Amid the chaos, a stagehand bursts out from one of the rooms with a grim expression and a laundry basket full of bloodstained garments, closing the door sharply behind her. Ten minutes later, the door opens again, and Joanne McGee, who plays Apis’ dour, cat-hating servant, Sladjana, emerges smiling and free of gore.

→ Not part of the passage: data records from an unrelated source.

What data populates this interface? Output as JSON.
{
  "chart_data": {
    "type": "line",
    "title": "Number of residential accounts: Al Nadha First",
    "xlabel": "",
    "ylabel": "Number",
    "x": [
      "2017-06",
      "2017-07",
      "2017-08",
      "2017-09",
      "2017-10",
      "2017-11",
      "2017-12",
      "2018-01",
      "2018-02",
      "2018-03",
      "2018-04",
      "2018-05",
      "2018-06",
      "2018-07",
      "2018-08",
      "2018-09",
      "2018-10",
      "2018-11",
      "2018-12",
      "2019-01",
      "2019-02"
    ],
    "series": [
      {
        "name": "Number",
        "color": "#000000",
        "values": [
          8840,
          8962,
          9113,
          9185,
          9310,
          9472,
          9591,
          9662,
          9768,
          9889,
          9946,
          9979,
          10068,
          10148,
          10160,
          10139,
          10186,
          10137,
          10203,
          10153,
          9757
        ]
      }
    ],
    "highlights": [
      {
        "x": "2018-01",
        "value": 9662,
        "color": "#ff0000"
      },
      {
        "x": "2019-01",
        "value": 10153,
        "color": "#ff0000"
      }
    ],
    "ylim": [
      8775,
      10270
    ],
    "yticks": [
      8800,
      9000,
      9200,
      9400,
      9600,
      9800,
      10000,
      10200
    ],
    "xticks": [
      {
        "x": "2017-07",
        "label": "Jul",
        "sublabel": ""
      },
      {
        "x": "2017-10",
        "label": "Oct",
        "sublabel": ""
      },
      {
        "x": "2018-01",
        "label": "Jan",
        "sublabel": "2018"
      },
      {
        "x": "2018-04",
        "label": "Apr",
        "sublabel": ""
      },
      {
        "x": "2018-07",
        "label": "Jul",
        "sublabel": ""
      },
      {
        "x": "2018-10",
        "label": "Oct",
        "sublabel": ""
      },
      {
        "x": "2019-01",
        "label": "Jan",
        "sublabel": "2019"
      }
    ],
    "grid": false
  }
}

The team eventually reunites in the now-empty house for tech notes. Associate production manager Kate Coltun conducts the meeting briskly, requesting comments about set, lights, sound, props and costumes. The set crew plans to work the following day on the “judder” in the moving set, taking it apart and oiling the runners. The props team is asked to intensify the blood spatters that decorate various handkerchiefs and garments throughout the show. Somebody suggests dampening the cloth so that the fake blood will “wick” into it more quickly.
11 p.m.
One night down, and ...
After the next day’s call times are set, the meeting ends. The reporter, whose brief sojourn as a shadow in this Platonic cave is over, heads home. The others head out for drinks.
♦ ♦ ♦ ♦ ♦ ♦ ♦ ♦ ♦
‘Archduke’
Where: Mark Taper Forum, 135 N. Grand Ave., L.A.
When: Through June 4
Tickets: $25-$95 (subject to change)
Info: (213) 628-2772, www.CenterTheatreGroup.org
UPDATES:
For the Record
An earlier version of this article erroneously said stage manager Michelle Blair ran the tech-notes meeting at the end of the night. Associate production manager Kate Coltun ran the meeting.